Another nice feature of ToDoist that keeps me organized is that I can add due dates to each thing, and then I can easily see what out of all my various projects is due today, this week, and later on this month. Once I cross something off, it stays on the list, just in a lighter shade, until I delete it purposefully. That is perfect for me, sometimes I need to see all the steps I have taken previously in order to figure out a project. Having due dates for posts I’m writing, like this one, has helped me focus first on what needs to get done each day instead of floundering for hours, wondering what I should be doing. I’m considering that alone a huge victory because my brain fog often will not let me remember something long enough to even find a pen to write it down. Sometimes I used to spend hours looking for something I completely forgot to write down in the first place. This is much, much, much better!
Plus it’s free!
Here’s the official website:
And the Google Play store link:
I don’t mind failure, I relish in it, honestly. Without failure there would be no success, no learning and no growth.
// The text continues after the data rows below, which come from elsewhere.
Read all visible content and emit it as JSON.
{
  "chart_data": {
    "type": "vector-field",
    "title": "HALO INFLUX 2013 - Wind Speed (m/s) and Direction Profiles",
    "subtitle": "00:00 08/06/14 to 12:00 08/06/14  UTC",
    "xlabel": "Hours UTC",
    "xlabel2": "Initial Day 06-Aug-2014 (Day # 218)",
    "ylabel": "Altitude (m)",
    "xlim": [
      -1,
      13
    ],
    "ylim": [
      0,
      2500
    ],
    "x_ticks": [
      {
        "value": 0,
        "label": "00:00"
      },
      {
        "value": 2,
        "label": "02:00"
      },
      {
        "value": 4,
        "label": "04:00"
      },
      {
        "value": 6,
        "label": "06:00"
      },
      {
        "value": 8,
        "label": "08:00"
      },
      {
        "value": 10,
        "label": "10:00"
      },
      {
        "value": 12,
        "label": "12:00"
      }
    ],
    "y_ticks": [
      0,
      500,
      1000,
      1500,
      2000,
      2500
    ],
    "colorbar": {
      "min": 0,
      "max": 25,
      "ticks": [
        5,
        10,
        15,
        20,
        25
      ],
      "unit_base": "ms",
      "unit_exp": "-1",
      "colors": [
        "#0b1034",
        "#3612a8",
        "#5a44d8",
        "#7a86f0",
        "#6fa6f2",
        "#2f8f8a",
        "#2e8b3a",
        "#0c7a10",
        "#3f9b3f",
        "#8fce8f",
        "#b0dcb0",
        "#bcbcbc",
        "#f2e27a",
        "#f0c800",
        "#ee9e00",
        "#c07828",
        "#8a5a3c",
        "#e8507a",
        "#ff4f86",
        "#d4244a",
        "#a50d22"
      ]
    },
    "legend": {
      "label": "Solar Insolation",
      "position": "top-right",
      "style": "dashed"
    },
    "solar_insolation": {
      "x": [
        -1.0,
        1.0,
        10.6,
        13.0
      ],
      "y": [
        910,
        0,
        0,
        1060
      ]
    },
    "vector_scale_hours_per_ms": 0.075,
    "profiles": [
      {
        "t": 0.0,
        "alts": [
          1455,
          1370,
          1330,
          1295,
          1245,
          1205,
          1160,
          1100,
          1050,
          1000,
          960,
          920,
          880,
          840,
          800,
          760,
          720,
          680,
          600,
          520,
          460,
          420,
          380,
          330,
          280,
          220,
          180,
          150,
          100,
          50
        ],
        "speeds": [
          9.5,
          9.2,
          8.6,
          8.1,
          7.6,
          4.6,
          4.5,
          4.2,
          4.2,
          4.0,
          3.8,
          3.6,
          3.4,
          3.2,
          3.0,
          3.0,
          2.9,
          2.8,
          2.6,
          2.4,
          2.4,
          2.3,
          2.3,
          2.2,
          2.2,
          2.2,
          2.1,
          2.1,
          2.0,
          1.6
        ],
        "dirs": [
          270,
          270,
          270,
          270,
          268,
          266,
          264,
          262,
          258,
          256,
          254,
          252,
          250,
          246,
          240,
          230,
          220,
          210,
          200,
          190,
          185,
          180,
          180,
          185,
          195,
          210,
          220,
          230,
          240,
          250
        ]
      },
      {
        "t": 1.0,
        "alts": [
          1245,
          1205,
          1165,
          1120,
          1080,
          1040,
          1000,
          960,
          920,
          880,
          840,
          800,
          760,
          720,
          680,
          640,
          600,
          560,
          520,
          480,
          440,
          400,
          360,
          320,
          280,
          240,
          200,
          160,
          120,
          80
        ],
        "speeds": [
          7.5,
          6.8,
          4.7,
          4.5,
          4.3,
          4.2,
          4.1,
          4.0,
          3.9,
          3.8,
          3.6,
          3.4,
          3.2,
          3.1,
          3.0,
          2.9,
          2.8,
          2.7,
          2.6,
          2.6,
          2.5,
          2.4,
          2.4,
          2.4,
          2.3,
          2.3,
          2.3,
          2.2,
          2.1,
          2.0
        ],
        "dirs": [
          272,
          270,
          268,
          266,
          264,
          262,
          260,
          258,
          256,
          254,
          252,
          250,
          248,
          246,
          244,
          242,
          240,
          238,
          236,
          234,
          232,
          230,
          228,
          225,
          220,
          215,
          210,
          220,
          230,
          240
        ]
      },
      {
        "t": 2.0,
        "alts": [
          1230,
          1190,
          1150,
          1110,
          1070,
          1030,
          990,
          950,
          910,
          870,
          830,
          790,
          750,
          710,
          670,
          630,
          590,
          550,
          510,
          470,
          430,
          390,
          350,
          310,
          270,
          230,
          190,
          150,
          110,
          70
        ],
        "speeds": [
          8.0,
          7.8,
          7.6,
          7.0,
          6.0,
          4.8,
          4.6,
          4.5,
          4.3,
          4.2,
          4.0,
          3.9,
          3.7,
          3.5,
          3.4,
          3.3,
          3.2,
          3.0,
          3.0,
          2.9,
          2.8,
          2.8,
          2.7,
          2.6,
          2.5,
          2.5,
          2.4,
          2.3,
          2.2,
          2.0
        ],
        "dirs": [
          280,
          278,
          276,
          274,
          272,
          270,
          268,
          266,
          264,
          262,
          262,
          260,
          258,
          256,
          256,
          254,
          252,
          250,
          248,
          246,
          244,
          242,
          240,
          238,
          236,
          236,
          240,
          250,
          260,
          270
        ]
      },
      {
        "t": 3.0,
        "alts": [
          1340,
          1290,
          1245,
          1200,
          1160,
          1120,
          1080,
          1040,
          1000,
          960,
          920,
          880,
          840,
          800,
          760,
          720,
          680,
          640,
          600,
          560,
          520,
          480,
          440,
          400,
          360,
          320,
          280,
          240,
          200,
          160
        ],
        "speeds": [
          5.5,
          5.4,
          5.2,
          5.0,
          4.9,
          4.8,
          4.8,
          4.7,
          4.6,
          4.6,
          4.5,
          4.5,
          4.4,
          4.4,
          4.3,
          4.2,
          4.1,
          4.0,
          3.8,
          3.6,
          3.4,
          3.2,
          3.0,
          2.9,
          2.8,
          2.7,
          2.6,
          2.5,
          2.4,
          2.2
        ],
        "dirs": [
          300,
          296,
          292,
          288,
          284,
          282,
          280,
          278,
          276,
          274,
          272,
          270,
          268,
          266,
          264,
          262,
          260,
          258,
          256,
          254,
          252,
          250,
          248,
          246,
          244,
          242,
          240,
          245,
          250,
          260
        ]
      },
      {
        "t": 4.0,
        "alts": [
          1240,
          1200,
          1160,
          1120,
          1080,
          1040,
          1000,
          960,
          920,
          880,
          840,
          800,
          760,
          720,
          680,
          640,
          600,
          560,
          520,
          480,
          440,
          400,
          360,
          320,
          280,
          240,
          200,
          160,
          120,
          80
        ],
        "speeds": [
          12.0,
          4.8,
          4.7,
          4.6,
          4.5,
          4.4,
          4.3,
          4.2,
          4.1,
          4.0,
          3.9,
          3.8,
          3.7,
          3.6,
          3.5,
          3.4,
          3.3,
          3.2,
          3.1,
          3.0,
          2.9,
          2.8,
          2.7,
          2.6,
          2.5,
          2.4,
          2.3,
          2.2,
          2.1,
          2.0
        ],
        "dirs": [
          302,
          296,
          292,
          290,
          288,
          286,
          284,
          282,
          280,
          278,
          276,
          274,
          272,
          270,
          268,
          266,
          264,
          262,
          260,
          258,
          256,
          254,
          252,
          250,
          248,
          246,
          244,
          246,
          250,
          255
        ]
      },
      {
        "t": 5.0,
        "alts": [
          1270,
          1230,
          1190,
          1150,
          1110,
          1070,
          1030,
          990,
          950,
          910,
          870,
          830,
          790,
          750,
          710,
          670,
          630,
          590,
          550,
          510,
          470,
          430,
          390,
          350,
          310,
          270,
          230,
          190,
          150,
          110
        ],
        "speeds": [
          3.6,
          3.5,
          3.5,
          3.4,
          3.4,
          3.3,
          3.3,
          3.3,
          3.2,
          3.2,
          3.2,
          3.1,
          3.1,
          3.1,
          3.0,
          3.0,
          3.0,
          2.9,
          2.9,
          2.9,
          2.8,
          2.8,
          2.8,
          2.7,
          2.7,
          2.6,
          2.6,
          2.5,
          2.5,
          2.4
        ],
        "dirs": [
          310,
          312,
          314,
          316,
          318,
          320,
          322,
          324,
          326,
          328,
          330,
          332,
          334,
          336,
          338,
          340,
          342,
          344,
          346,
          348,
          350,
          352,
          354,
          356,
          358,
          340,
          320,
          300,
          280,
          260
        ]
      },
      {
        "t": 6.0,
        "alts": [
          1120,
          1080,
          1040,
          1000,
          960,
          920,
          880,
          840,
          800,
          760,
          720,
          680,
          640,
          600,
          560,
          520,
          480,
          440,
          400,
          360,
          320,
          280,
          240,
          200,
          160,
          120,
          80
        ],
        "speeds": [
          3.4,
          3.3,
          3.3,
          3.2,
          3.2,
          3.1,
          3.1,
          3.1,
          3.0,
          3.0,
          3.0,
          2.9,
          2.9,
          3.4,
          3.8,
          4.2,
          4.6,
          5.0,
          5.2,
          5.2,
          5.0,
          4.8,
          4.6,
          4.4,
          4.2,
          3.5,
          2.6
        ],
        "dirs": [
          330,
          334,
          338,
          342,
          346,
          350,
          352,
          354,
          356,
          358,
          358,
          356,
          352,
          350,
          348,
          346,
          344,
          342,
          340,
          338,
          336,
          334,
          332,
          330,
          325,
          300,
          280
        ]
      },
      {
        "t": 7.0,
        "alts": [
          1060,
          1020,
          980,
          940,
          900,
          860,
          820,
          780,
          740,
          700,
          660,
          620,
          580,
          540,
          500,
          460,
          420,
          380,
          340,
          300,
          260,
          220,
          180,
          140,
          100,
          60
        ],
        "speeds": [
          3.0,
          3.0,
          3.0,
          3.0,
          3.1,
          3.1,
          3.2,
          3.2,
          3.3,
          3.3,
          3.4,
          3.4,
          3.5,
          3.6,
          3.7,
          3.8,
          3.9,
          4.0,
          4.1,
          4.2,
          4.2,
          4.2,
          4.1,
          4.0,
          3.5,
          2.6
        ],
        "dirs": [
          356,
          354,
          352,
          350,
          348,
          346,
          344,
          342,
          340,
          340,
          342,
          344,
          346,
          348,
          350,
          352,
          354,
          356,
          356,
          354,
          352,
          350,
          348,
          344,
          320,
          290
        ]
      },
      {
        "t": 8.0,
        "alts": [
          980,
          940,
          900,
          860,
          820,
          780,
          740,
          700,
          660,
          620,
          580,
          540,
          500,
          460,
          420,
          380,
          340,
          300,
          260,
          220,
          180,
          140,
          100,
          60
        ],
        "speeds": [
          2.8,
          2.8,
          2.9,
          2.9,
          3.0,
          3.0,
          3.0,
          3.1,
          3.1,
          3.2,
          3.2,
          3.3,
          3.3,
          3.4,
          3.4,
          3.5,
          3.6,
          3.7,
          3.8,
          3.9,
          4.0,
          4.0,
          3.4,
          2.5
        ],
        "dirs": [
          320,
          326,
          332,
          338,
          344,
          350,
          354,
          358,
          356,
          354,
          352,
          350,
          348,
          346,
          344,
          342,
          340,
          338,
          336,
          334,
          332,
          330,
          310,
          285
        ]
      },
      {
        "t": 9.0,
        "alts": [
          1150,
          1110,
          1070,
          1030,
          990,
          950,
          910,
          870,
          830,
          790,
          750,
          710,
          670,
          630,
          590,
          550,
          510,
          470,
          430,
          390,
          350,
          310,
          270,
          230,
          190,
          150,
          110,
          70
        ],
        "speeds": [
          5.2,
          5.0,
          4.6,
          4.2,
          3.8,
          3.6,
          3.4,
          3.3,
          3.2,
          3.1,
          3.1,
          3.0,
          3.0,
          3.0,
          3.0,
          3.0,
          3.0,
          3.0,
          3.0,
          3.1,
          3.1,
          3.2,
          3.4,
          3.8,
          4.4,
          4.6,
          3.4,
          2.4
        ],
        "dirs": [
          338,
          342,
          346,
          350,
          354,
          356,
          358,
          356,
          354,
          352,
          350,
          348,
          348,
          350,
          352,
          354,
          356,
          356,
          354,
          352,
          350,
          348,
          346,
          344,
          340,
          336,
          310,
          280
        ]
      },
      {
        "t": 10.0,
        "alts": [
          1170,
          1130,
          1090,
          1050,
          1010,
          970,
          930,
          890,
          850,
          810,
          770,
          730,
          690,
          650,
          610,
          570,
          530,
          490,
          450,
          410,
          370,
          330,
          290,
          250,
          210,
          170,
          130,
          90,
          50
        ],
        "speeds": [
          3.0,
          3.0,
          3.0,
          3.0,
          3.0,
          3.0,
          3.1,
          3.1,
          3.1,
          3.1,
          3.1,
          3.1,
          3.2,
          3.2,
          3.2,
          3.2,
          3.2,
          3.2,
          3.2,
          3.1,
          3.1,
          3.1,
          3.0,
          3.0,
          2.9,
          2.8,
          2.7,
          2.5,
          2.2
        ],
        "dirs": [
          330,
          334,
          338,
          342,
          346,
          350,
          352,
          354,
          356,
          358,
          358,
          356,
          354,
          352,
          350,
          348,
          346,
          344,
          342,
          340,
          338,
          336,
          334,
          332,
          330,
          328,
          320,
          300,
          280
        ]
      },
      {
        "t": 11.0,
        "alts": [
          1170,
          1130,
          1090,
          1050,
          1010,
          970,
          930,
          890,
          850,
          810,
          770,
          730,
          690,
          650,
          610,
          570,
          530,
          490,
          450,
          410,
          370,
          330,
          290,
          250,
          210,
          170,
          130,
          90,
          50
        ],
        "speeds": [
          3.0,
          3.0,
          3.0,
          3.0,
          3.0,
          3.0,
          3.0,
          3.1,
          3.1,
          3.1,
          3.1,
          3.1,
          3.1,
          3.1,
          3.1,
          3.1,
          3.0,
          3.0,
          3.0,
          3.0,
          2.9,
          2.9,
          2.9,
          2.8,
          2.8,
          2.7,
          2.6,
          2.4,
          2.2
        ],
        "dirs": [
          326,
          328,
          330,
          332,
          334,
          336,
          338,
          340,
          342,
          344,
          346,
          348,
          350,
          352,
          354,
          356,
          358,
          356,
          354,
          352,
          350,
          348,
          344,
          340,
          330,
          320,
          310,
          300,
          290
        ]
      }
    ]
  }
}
However, just because failure doesn’t scare me, the thought of having to go through a lengthy process like applying for disability more than once is unbelievably daunting now that I am dealing with several chronic illnesses. And since I have the focus of a golden retriever puppy on a walk…
What was I saying? Oh yeah, since I completely lack all concentration whatsoever, I have had to develop some strategies for getting around my deficit. It has been about keeping it simple, being less self-conscious of my mistakes, and looking for positive reinforcement in the smallest of victories.
That was just a list of stuff, so here are some examples: If I want to paint tomorrow, I know I can’t expect to complete a piece start to finish in one day. I have to pare down tasks into steps, or pick smaller goals now, like just sketching my idea out one day and then doing a couple coats of gesso the second day. When something turns out not quite right when I do finally get around to painting on the third day, or maybe the fourth or fifth, I just try to focus on the process more instead of the final result. Even if it turns out looking more like a muddy field than a work of art, if I can use that canvas as a learning tool for teaching myself a new technique (or how not to use a new technique), then I go ahead count it as a victory, whereas before I would have gotten mad at myself.
I think one of the most valuable things that being chronically ill has taught me is how to view failure as success. I have become very good at being my own inner cheerleader (see, I’m doing it right now!). There is always a silver lining, and there always has to be. Every time I find one, I win and Chronic Pain loses. It might not even seem like much at the time that I find the little shiny piece of gold in all the shit, but it is everything when I look back.
This year was the year of perspective and organizing my thoughts, and one of the results is that I finally decided I am not weak. I have been through too much and stayed true to myself for too long to be weak. I might be writing this in a jumbled mess of words that will hardly make sense when I go back and try to fix it up into some semblance of English tomorrow morning over coffee, but I am writing, not wallowing. I’m changing my story by choosing to find the victory in the very small. So that later I can look back and see happiness.